08 Februari 2009

Kenapa Masyatakat Sikka Marah?

Oleh Frans Anggal

Jenazah Tibo dkk telah dikuburkan. Tibo dan Riwu di tanah perantauan Sulawesi, sedangkan Dominggus di tanah kelahirannya Sikka.

Di Sulawesi, pemakaman jenazah Tibo dan Marinus dihadiri 5 ribu massa. Di Sikka jenazah Dominggus diarak oleh sekitar 10 ribu warga. Semuanya aman dan tertib.

Kondisi ini jauh berbeda dengan yang terjadi pada hari ketika ketiga terpidana mati dieksekusi. Di Sikka, di Atambua, massa mengamuk dan anarkis. Berberbeda dengan Atambua yang memang rawan konflik sejak Timtim lepas dari NKRI, masyarakat Sikka memiliki alasan yang jauh lebih sederhana. Masyakat Sikka marah karena perlakuan terhadap jenazah Dominggus dinilai tidak wajar. Jenazah Tibo dan Riwu diterbangkan ke kampung tempatnya merantau di Sulawesi, sedangkan jenazah Dominggus dimakamkan di pekuburan umum dekat tempat eksekusi. Permintaan terakhirnya agar jenazahnya disemayamkan di gereja Katolik setempat dan diterbangkan ke Sikka tidak dipenuhi aparat negara.
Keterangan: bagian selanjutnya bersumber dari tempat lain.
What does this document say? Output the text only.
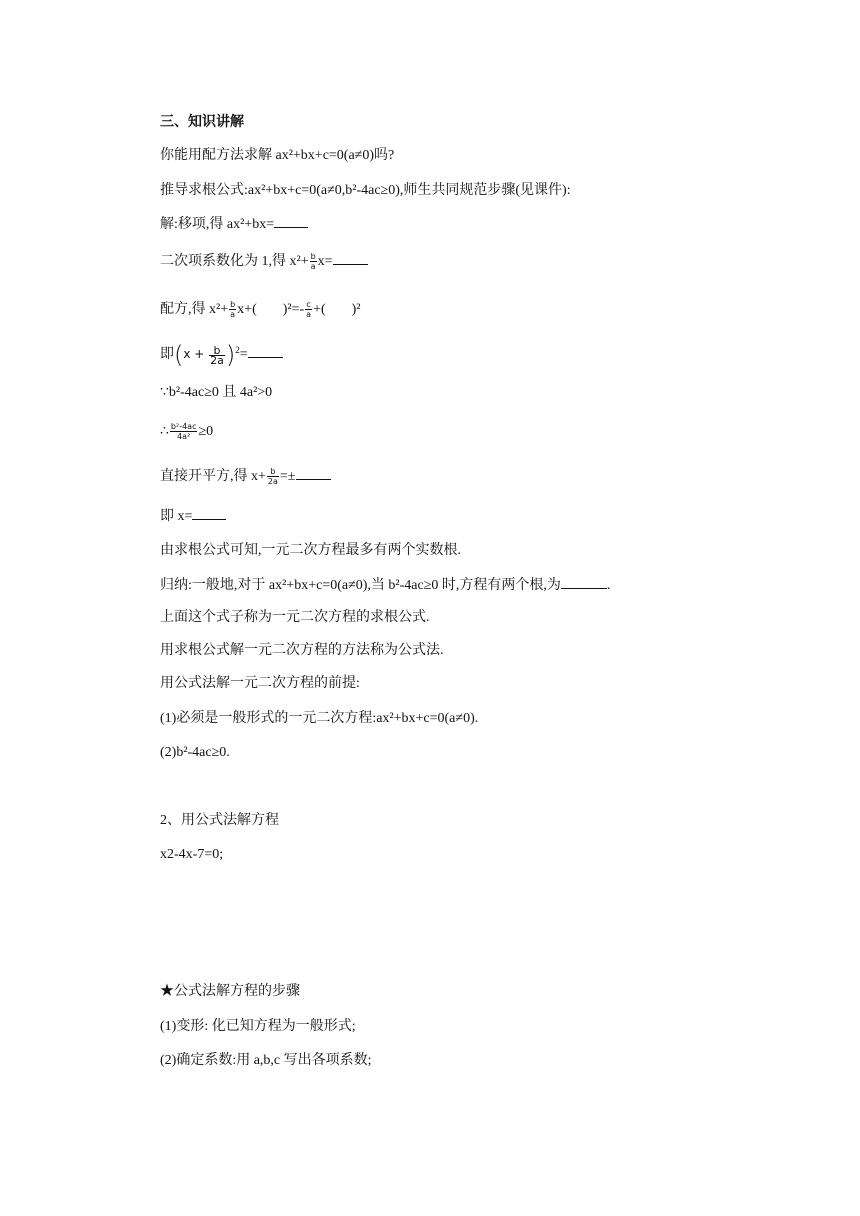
三、知识讲解
你能用配方法求解 ax²+bx+c=0(a≠0)吗?
推导求根公式:ax²+bx+c=0(a≠0,b²-4ac≥0),师生共同规范步骤(见课件):
解:移项,得 ax²+bx=
二次项系数化为 1,得 $x^2+ \frac{b}{a} x=$
配方,得 $x^2+ \frac{b}{a} x+$( )$^2=- \frac{c}{a}$ +( )²
即$(x + \frac{b}{2a} )^2=$
∵b²-4ac≥0 且 4a²>0
∴ $\frac{\text{b²-4ac}}{\text{4a²}} \ge 0$
直接开平方,得 $x+ \frac{b}{2a}$ =±
即 x=
由求根公式可知,一元二次方程最多有两个实数根.
归纳:一般地,对于 ax²+bx+c=0(a≠0),当 b²-4ac≥0 时,方程有两个根,为	.
上面这个式子称为一元二次方程的求根公式.
用求根公式解一元二次方程的方法称为公式法.
用公式法解一元二次方程的前提:
(1)必须是一般形式的一元二次方程:ax²+bx+c=0(a≠0).
(2)b²-4ac≥0.
2、用公式法解方程
x2-4x-7=0;
★公式法解方程的步骤
(1)变形: 化已知方程为一般形式;
(2)确定系数:用 a,b,c 写出各项系数;
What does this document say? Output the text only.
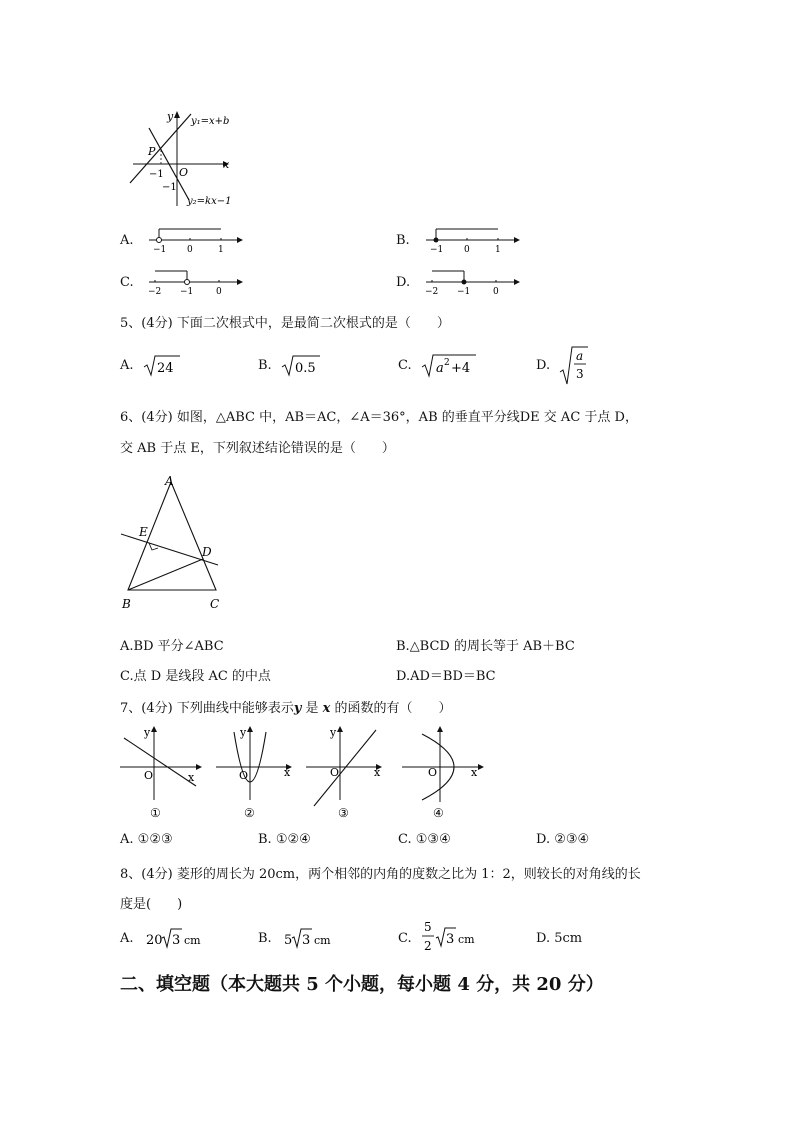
y
x
y₁=x+b
y₂=kx−1
P
O
−1
−1
A.
−1 0	1
B.
−1 0	1
C.
−2 −1	0
D.
−2 −1	0
5、(4分) 下面二次根式中，是最简二次根式的是（　　）
A. 24	B. 0.5	C. a 2 +4	D.
a
3
6、(4分) 如图，△ABC 中，AB＝AC，∠A＝36°，AB 的垂直平分线DE 交 AC 于点 D，
交 AB 于点 E，下列叙述结论错误的是（　　）
A
B	C
D
E
A.BD 平分∠ABC	B.△BCD 的周长等于 AB＋BC
C.点 D 是线段 AC 的中点	D.AD＝BD＝BC
7、(4分) 下列曲线中能够表示y 是 x 的函数的有（　　）
y
x
O
①
y
x
O
②
y
x
O
③
O	x
④
A. ①②③	B. ①②④	C. ①③④	D. ②③④
8、(4分) 菱形的周长为 20cm，两个相邻的内角的度数之比为 1：2，则较长的对角线的长
度是(　　)
A. 20 3 cm	B. 5 3 cm	C.
5
2 3 cm	D. 5cm
二、填空题（本大题共 5 个小题，每小题 4 分，共 20 分）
Dalam penjelasannya, aparat negara menyebutkan alasan keamanan. Pengandaiannya, kerusuhan akan terjadi bila jenazah disemayamkan di gereja setempat. Eskalasinya akan lebih besar bila jenazah diterbangkan ke tanah kelahiran di Sikka. Prediksi Kapolres Sikka sebagaimana dilansir Flores Pos menggambarkan, pada saat kedatangan jenazah, bisa terjadi mobilisasi massa menuju Bandara Waioti, disusul iring-iringan menuju rumah duka. “Dalam situasi seperti ini bisa saja terjadi pembakaran dan sabotase terhadap pesawat yang masuk bandara.”

Kita sesalkan kenapa kepanikan aparat negara bisa berlebihan seperti ini. Kalau saja mereka sedikit terbuka menerima masukan maka langkah keliru dan dampaknya tidak akan terjadi. Di sini perlunya aparat negara mengenal budaya masyarakat, termasuk hal-hal yang berkaitan dengan agama.

Menjelang eskekusi Tibo dkk, umat Katolik sudah dipersiapkan imannya. Kalau jenazah Dominggus diizinkan disemayamkan di gereja Katolik setempat setelah dieksekusi dan segera diterbangkan ke Sikka, masyarakat tidak akan mengamuk. Gereja adalah tempat yang sakral. Apalagi bila di dalamnya disemayamkan jenazah orang yang berbulan-bulan mereka doakan keselamatan akhiratnya. Demikian pula yang pasti terjadi di Sikka. Orang Flores menghormati jenazah dan takut bikin onar di depan jenazah. Mereka marah bila jenazah diperlakukan secara tidak layak. Justru inilah kekeliruan aparat negara. Mereka masih juga sewenang-wenang terhadap jenazah yang semestinya sudah menjadi urusan keluarga.

Dengan ini kita tidak hendak membenarkan tindakan anarkis masyarakat Sikka membakar Kantor Pengadilan Negeri Maumere. Yang menjadi poin kita, sikap tak bijak aparat negara turut meningkatkan kekecewaan masyarakat sehingga bereskalasi menjadi amarah dan anarki. Ini yang kita sesalkan, selain anarki itu sendiri kita tolak apa pun alasannya.